The carbon and nitrogen chemical shifts for carbon and nitrogen nuclei not directly bound to protons in the C100–U112 mismatch were investigated using 5_SL4sh. Since the imino proton of U112 is not observable the information about this potential base pair has been very limited. The investigation of the smaller construct enabled the additional assignment of quaternary carbon spins in the pyrimidine nucleobases which can be predictive for base functional group hydrogen bonding patterns (Ohlenschläger et al. 2004).

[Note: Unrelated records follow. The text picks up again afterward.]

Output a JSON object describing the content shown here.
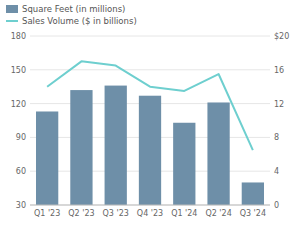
{
  "chart_data": {
    "type": "bar",
    "categories": [
      "Q1 '23",
      "Q2 '23",
      "Q3 '23",
      "Q4 '23",
      "Q1 '24",
      "Q2 '24",
      "Q3 '24"
    ],
    "series": [
      {
        "name": "Square Feet (in millions)",
        "type": "bar",
        "color": "#6e8fa8",
        "values": [
          113,
          132,
          136,
          127,
          103,
          121,
          50
        ]
      },
      {
        "name": "Sales Volume ($ in billions)",
        "type": "line",
        "color": "#6ecfcf",
        "axis": "y2",
        "values": [
          14,
          17,
          16.5,
          14,
          13.5,
          15.5,
          6.5
        ]
      }
    ],
    "ylim": [
      30,
      180
    ],
    "yticks": [
      30,
      60,
      90,
      120,
      150,
      180
    ],
    "y2lim": [
      0,
      20
    ],
    "y2ticks": [
      0,
      4,
      8,
      12,
      16,
      {
        "value": 20,
        "label": "$20"
      }
    ],
    "grid": true,
    "legend": "top-left"
  }
}
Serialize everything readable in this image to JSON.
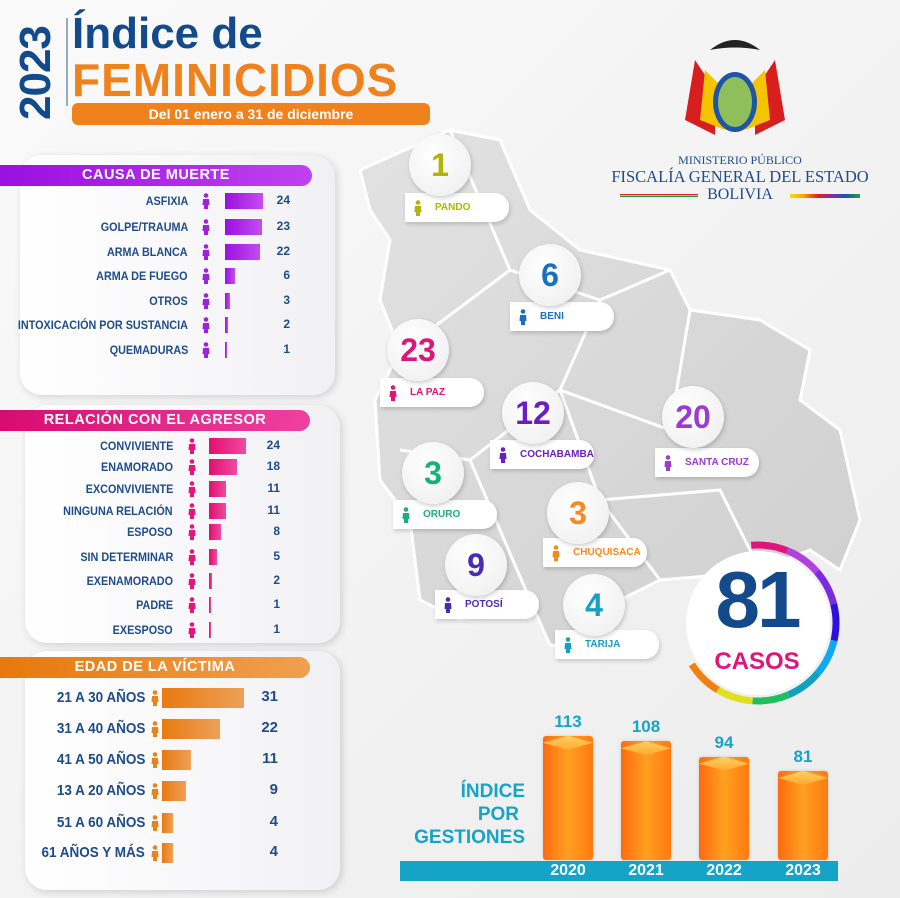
{
  "header": {
    "year": "2023",
    "title_line1": "Índice de",
    "title_line2": "FEMINICIDIOS",
    "subtitle": "Del 01 enero a 31 de diciembre"
  },
  "logo": {
    "line1": "MINISTERIO PÚBLICO",
    "line2": "FISCALÍA GENERAL DEL ESTADO",
    "line3": "BOLIVIA"
  },
  "colors": {
    "blue": "#124a8c",
    "orange": "#f0821e",
    "purple": "#a020e0",
    "pink": "#e8147c",
    "teal": "#16a3c8"
  },
  "total": {
    "value": "81",
    "label": "CASOS"
  },
  "departments": [
    {
      "name": "PANDO",
      "value": "1",
      "color": "#b3b300"
    },
    {
      "name": "BENI",
      "value": "6",
      "color": "#1a6fbf"
    },
    {
      "name": "LA PAZ",
      "value": "23",
      "color": "#e0157a"
    },
    {
      "name": "COCHABAMBA",
      "value": "12",
      "color": "#6a1fc4"
    },
    {
      "name": "SANTA CRUZ",
      "value": "20",
      "color": "#9b3bd0"
    },
    {
      "name": "ORURO",
      "value": "3",
      "color": "#17b07a"
    },
    {
      "name": "CHUQUISACA",
      "value": "3",
      "color": "#f7891e"
    },
    {
      "name": "POTOSÍ",
      "value": "9",
      "color": "#4a2bb8"
    },
    {
      "name": "TARIJA",
      "value": "4",
      "color": "#17a0c4"
    }
  ],
  "chart_data": [
    {
      "type": "bar",
      "orientation": "horizontal",
      "title": "CAUSA DE MUERTE",
      "color": "#a020e0",
      "categories": [
        "ASFIXIA",
        "GOLPE/TRAUMA",
        "ARMA BLANCA",
        "ARMA DE FUEGO",
        "OTROS",
        "INTOXICACIÓN POR SUSTANCIA",
        "QUEMADURAS"
      ],
      "values": [
        24,
        23,
        22,
        6,
        3,
        2,
        1
      ]
    },
    {
      "type": "bar",
      "orientation": "horizontal",
      "title": "RELACIÓN CON EL AGRESOR",
      "color": "#e8147c",
      "categories": [
        "CONVIVIENTE",
        "ENAMORADO",
        "EXCONVIVIENTE",
        "NINGUNA RELACIÓN",
        "ESPOSO",
        "SIN DETERMINAR",
        "EXENAMORADO",
        "PADRE",
        "EXESPOSO"
      ],
      "values": [
        24,
        18,
        11,
        11,
        8,
        5,
        2,
        1,
        1
      ]
    },
    {
      "type": "bar",
      "orientation": "horizontal",
      "title": "EDAD DE LA VÍCTIMA",
      "color": "#e8841e",
      "categories": [
        "21 A 30 AÑOS",
        "31 A 40 AÑOS",
        "41 A 50 AÑOS",
        "13 A 20 AÑOS",
        "51 A 60 AÑOS",
        "61 AÑOS Y MÁS"
      ],
      "values": [
        31,
        22,
        11,
        9,
        4,
        4
      ]
    },
    {
      "type": "bar",
      "orientation": "vertical",
      "title": "ÍNDICE POR GESTIONES",
      "title_lines": [
        "ÍNDICE",
        "POR",
        "GESTIONES"
      ],
      "color": "#ff8a1a",
      "categories": [
        "2020",
        "2021",
        "2022",
        "2023"
      ],
      "values": [
        113,
        108,
        94,
        81
      ]
    }
  ]
}
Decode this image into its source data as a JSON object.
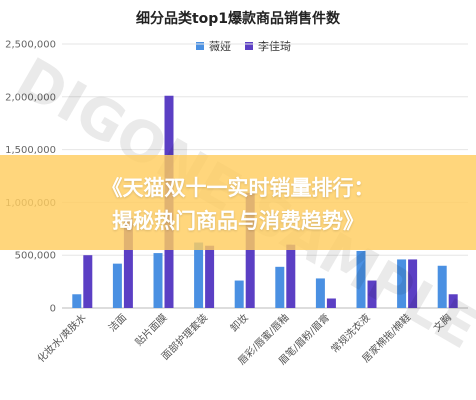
{
  "chart_data": {
    "type": "bar",
    "title": "细分品类top1爆款商品销售件数",
    "categories": [
      "化妆水/爽肤水",
      "洁面",
      "贴片面膜",
      "面部护理套装",
      "卸妆",
      "唇彩/唇蜜/唇釉",
      "眉笔/眉粉/眉膏",
      "常规洗衣液",
      "居家棉拖/棉鞋",
      "文胸"
    ],
    "series": [
      {
        "name": "薇娅",
        "color": "#4a90e2",
        "values": [
          130000,
          420000,
          520000,
          620000,
          260000,
          390000,
          280000,
          540000,
          460000,
          400000
        ]
      },
      {
        "name": "李佳琦",
        "color": "#5b3fc4",
        "values": [
          500000,
          850000,
          2010000,
          590000,
          1090000,
          600000,
          90000,
          260000,
          460000,
          130000
        ]
      }
    ],
    "yticks": [
      "0",
      "500,000",
      "1,000,000",
      "1,500,000",
      "2,000,000",
      "2,500,000"
    ],
    "ylim": [
      0,
      2500000
    ],
    "grid": true,
    "legend": "top-center"
  },
  "watermark": "DIGONE SAMPLE",
  "banner": {
    "line1": "《天猫双十一实时销量排行：",
    "line2": "揭秘热门商品与消费趋势》"
  }
}
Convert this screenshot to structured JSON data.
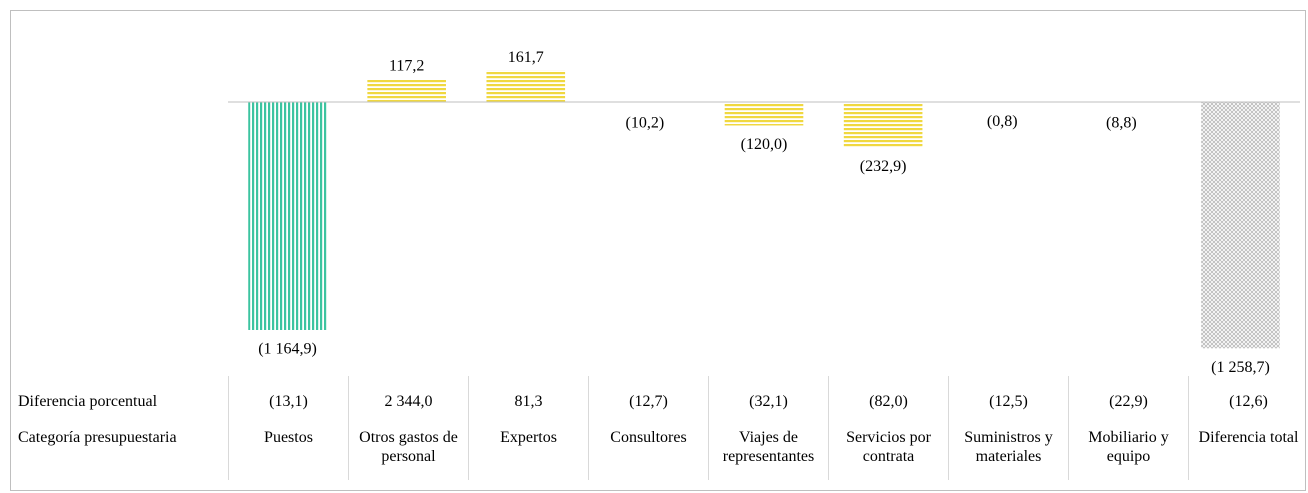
{
  "chart_data": {
    "type": "bar",
    "categories": [
      "Puestos",
      "Otros gastos de personal",
      "Expertos",
      "Consultores",
      "Viajes de representantes",
      "Servicios por contrata",
      "Suministros y materiales",
      "Mobiliario y equipo",
      "Diferencia total"
    ],
    "values": [
      -1164.9,
      117.2,
      161.7,
      -10.2,
      -120.0,
      -232.9,
      -0.8,
      -8.8,
      -1258.7
    ],
    "value_labels": [
      "(1 164,9)",
      "117,2",
      "161,7",
      "(10,2)",
      "(120,0)",
      "(232,9)",
      "(0,8)",
      "(8,8)",
      "(1 258,7)"
    ],
    "colors": [
      "#3cc4a0",
      "#f0d840",
      "#f0d840",
      "#f0d840",
      "#f0d840",
      "#f0d840",
      "#f0d840",
      "#f0d840",
      "#b8b8b8"
    ],
    "patterns": [
      "vertical",
      "horizontal",
      "horizontal",
      "horizontal",
      "horizontal",
      "horizontal",
      "horizontal",
      "horizontal",
      "crosshatch"
    ],
    "ylim": [
      -1400,
      470
    ],
    "row_labels": [
      "Diferencia porcentual",
      "Categoría presupuestaria"
    ],
    "percent_differences": [
      "(13,1)",
      "2 344,0",
      "81,3",
      "(12,7)",
      "(32,1)",
      "(82,0)",
      "(12,5)",
      "(22,9)",
      "(12,6)"
    ]
  }
}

Using a 2D H5(C5)C4 spectra, 100% of the pyrimidine C4 carbon atoms were assigned (Fig. 3a). Compared to the C4 carbon chemical shift of U115 and U99 whose C4 carbonyl groups are hydrogen bonded in A–U base pairs, the C4 of U112 is shifted upfield, indicating no involvement of the C4 carbonyl group in hydrogen bonding interactions. A 2D H6(C6N1)C2 experiment was used to identify the C2 resonances of all C and U residues of 5_SL4sh (Fig. 3b). The resonance of U112 is shifted upfield compared to the of U111 in the G–U base pair, for which the C2 carbonyl group is hydrogen bonded to the G101 imino group. Taken together carbonyl chemical shifts for U112 suggests that neither the C2 nor the C4 of this residue is involved in stable hydrogen bond interactions. Using 2D H5(C5C4)N3 spectra, seven out of eight cytidine (Fig. 3c) and 100% of the uridine N3 nitrogen resonances (Fig. 3d) were assigned. The N3 resonance of U112 is shifted upfield compared to the N3 of U99 and U115 that are involved in N–H···N type hydrogen bonds suggesting that the U112 imino group is not involved in such an interaction with C100. The N3 nitrogen of C100 is not detectable. Hence, the structure and putative dynamics of the C100–U112 mismatch are still subject for further investigations.

Data deposition

For 5_SL4, we updated the BMRB deposition with code 50347. For 5_SL4sh a new BMRB entry (50760) was created.